Interior lawmakers buck incumbent trend out of legislature | Alaska News

Interior lawmakers oppose the trend of incumbents leaving the Alaska Legislature in 2022.

Some political observers say as many as a third of sitting lawmakers may not seek another term in the Alaska Legislature.

Most interior incumbents are pledging to run again, in contrast to lawmakers in other parts of the state who are stepping down in greater numbers than expected.

With the 5 p.m. filing deadline today to contest the state primary, all but two of the interior lawmakers have announced their re-election campaigns.

“I just filed today,” Fairbanks Rep. Grier Hopkins said. “It’s hard to be away from family for long periods of time. But it is still extremely important to serve.

Representatives Bart Lebon, Mike Cronk, Mike Prax and Hopkins as well as Sens. Click Bishop, Robert Myers and Scott Kawasaki are up for re-election in 2022.

Cronk, who is from Tok, and Prax, who represents the North Pole, are the only ones to show up unopposed from 5 p.m. on Tuesday.

That could change in the next few hours.

Kawasaki, a Democrat from Fairbanks, declared his intention to nominate his candidacy, but as of the end of Tuesday, no one had filed a nomination in his senatorial constituency, according to the website of the Elections Division of the United States. Alaska.

Rep. Adam Wool, another Fairbanks Democrat, quits his state House seat to campaign in the special primary race for Alaska’s sole seat in the U.S. House seat.

And Republican Rep. Steve Thompson of Fairbanks, who told the News-Miner “12 years is enough,” is heading for retirement.

As incumbents step down, others come forward to run and replace them in the Legislative Assembly, including political newcomers and third-party candidates who may not be well known to voters.

Here’s a look at how some interior races have evolved. Everything is smooth until the close of the deposit period.

In the House, incumbent Republican Rep. Bart LeBon of Fairbanks will face early competition from at least one other Republican and one Democrat.

The campaigns of Democrat Maxine Dibert and Republican Kelly Nash have been certified in District 31, where LeBon is the incumbent. Dibert is a teacher and Nash is a Conservative party activist.

Hopkins faces two challengers in House District 34. Republicans Nate Demars of Salcha and Frank Tomaszewski of Fairbanks have been certified to run against Hopkins.

Demars describes himself on social media as “your local guy running for State House.” Tomaszewski is a longtime resident of Fairbanks and a member of the Fairbanks North Star Borough Assembly.
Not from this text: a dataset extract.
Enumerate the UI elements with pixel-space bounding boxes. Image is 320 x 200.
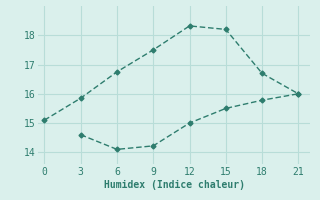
X-axis label: Humidex (Indice chaleur): Humidex (Indice chaleur): [104, 180, 245, 190]
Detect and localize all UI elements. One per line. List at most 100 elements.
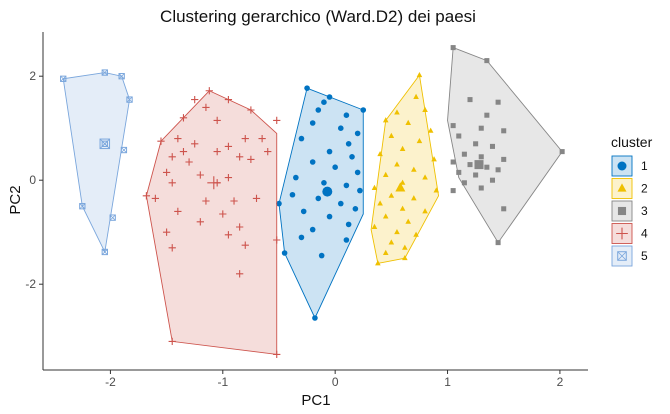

In the Senate, Republican incumbent Robert Myers of Fairbanks will take up the challenge of Alaskan independence candidate Arthur Serkov of Fairbanks.

The Alaska Independence Party promotes “Alaska-centric” issues, including resource development, and advocates a vote on secession from the United States.

Sen. Click Bishop also faces a challenge from an Alaska Independence Party candidate. Robert “Bert” Williams runs against the longtime incumbent.

In House District 32, Republican Will Stapp is seeking to fill Thompson’s seat.

Thompson’s retirement comes as no surprise, as he indicated more than a year ago that he would not run again. Stapp was Tuesday’s only certified candidate in the race. A military veteran, he was stationed at Fort Wainwright as an infantryman. Thompson endorses Stapp’s candidacy for election.

While some races only have one candidate, District 35 is a crowded House race.

Wool, the Democratic incumbent, announced he would not seek another term as he campaigned for the US House of Representatives.

Democrat Ashley Carrick, Wool’s aide in the Legislative Assembly, is running to take the seat.

The other challengers are Republican Ruben McNeill Jr., a health care executive; Kiernan Brown of the Alaska Constitution Party; and Tim Parker, a retired English teacher who is not affiliated with any party.